Title: Haven
Rating: G
Warnings: Well, it’s set vaguely in the 40s/50s and it’s about Blaine and Kurt and Rachel and Mercedes and the things that would go along with being them, then. But everything referenced is referenced very obliquely.
Spoilers: For Extraordinarily Merry Christmas
Summary: Blaine loves visiting the chalet
Author’s Note: Mary wanted an AU of the Hummel-Anderson Bachelor Chalet and then suddenly this thing existed. It’s not nearly as light-hearted as that would suggest, though, fair warning. I’m me, I write bittersweet. It’s also very short, is this what people call a drabble? I’ve never been certain of what the definition of that word was.
Blaine loves visiting the chalet. They don’t do it often -- a week at Christmas, a week in the summer, long weekends for their birthdays -- twenty days, give or take, out of the year. Twenty days when they don’t have to measure the distance between their hands and their shoulders and their thighs, twenty days when he doesn’t have to count the number of times he mentions Kurt in a conversation, twenty days when they don’t have to make sure the second bedroom looks lived in. Twenty days. It isn’t a lot, but it’s enough.
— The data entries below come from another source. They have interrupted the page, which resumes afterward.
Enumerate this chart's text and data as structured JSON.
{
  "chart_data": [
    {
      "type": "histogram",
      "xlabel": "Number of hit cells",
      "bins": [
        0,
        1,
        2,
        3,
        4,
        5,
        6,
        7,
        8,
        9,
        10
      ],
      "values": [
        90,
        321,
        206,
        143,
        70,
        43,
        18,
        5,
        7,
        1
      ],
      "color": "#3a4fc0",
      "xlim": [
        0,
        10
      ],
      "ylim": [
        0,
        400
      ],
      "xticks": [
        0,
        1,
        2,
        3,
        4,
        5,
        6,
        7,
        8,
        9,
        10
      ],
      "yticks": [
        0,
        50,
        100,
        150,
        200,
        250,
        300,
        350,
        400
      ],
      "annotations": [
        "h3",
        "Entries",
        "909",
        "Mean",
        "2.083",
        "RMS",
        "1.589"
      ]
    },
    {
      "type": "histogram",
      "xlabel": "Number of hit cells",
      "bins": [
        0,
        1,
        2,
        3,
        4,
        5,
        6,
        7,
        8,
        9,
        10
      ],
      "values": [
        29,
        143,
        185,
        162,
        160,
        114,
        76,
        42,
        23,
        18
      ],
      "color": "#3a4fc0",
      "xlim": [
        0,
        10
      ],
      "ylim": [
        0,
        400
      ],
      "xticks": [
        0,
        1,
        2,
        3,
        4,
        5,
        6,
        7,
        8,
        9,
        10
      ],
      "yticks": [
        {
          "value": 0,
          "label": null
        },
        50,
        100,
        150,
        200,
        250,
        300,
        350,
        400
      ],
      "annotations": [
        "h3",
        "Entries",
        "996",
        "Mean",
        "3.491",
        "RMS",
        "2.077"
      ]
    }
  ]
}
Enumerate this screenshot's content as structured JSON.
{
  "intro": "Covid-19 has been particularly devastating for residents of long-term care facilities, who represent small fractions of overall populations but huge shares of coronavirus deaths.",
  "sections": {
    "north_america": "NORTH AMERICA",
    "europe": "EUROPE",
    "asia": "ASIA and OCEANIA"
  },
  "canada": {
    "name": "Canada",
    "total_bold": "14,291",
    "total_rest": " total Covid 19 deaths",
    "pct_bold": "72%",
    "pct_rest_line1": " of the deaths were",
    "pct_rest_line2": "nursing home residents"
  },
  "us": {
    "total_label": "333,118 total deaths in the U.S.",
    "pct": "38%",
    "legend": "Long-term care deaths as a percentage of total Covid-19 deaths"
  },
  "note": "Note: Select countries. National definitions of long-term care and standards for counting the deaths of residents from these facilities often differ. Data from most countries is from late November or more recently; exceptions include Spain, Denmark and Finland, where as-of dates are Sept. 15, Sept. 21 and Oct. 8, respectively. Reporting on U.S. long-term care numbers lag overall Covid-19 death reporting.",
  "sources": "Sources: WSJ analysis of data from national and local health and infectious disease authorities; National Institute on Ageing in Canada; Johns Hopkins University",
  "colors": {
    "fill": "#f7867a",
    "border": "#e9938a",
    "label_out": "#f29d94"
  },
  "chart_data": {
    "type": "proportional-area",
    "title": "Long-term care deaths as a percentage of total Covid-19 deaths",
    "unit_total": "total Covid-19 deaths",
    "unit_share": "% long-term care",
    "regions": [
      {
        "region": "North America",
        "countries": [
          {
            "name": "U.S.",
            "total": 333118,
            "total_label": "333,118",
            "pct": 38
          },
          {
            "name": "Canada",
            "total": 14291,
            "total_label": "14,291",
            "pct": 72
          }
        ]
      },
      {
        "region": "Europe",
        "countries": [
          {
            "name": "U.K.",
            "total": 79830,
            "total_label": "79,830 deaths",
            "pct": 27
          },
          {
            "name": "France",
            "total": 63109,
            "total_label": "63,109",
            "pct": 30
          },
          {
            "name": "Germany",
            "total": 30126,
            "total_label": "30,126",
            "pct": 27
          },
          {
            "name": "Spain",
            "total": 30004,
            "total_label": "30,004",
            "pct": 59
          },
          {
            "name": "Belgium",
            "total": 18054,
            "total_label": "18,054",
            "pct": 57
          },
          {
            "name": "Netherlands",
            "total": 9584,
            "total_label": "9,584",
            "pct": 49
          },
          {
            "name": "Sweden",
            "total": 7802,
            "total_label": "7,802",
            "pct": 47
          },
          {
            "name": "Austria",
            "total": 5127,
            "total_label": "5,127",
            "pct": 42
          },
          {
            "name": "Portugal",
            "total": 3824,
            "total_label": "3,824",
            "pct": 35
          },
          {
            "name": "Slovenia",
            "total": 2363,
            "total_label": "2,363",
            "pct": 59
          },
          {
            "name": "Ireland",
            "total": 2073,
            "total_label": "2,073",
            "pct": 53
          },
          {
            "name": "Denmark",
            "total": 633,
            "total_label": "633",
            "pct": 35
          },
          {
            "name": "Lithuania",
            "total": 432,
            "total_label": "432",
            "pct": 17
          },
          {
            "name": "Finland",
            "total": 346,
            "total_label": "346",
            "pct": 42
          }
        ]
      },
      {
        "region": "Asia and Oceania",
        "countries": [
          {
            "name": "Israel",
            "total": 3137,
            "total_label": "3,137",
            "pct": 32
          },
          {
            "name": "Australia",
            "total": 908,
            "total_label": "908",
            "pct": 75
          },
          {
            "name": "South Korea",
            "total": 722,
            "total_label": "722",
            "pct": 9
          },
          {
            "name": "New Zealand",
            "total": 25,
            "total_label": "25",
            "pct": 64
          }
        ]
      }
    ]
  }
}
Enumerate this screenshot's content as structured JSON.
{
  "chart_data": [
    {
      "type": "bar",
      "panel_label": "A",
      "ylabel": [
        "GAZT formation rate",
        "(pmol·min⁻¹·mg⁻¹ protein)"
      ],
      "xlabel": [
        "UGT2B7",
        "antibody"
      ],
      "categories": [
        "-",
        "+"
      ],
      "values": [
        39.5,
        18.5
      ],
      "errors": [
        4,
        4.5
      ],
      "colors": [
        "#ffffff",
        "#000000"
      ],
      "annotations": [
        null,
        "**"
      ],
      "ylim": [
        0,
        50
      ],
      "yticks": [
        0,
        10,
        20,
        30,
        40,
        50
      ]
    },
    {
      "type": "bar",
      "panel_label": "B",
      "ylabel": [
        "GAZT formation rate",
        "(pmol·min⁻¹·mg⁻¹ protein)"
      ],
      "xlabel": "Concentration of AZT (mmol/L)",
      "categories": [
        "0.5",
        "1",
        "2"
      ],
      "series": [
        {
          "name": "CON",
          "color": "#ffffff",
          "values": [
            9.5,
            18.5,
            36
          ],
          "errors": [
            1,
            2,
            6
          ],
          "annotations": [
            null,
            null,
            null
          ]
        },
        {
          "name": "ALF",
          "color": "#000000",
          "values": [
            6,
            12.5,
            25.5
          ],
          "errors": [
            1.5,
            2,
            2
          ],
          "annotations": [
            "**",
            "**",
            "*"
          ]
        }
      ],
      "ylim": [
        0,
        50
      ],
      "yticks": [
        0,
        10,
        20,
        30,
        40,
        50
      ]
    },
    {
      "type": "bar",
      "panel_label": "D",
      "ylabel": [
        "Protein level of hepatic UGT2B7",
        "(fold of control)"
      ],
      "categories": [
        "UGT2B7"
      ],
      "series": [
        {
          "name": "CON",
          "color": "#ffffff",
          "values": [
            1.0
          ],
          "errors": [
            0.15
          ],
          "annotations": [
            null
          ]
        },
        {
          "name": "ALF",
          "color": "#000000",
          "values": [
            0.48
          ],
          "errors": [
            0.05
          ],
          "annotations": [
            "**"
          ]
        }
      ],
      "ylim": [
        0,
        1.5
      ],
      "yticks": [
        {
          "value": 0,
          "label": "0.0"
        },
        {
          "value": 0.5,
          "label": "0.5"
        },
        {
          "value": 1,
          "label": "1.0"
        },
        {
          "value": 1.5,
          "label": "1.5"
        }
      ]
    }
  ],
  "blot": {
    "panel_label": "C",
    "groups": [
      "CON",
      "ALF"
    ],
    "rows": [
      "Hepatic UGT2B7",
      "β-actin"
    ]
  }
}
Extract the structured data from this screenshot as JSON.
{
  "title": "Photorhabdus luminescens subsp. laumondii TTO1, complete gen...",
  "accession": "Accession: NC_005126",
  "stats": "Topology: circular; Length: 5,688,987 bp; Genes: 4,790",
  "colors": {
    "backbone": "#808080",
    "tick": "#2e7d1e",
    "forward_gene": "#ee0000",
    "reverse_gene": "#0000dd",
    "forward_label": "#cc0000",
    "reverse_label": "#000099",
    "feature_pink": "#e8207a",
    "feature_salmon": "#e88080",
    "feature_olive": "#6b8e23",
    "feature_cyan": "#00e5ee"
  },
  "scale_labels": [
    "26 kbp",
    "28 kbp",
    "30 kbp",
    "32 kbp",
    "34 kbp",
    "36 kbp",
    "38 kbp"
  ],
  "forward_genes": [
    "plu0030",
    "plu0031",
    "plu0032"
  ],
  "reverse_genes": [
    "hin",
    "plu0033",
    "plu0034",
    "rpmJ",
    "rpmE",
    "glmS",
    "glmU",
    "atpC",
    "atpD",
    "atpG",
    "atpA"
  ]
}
Things are just easier up here. They still have to lie, they are still “best friends” and “holiday roommates,” they still have to invent excuses to share a room, but the excuses are obvious inventions (this year the heat in the fourth bedroom is mysteriously broken and the ladies obviously couldn’t be asked to share a room, not to mention how decidedly inappropriate it would be for one of the gentlemen to sleep on the couch given the chance that one of the ladies might encounter him while he was in his shirtsleeves-- or worse-- so he and Kurt will simply have to make the sacrifice and share a room, no one bothers to mention that Rachel’s room is the only one with two beds) and the introductions are made with a wink and a smile and everyone in the room is in on the joke and it doesn’t matter.
It’s better for the girls here too. For a few weeks a year no one is blind to how beautiful Mercedes is, no one is frightened of Rachel’s talent or her ambition, no one asks either of them when they are going to find a man to settle them down.
More than anything though, Blaine loves it here because Kurt loves it here. In some ways it’s harder for Kurt outside of the chalet. Everywhere else Kurt holds himself very carefully, he watches the way he walks, the way he talks, the way his hands move when he’s excited. Outside the chalet there are nights when they don’t even bother with the pretense of the second bedroom and Kurt buries himself in Blaine’s arms and shakes. Kurt is happier here, looser, freer. He smiles more and laughs louder and is more generous with his affection. Kurt dances here.
Blaine loves Kurt always, everywhere, but he loves him just a little bit more at the Chalet.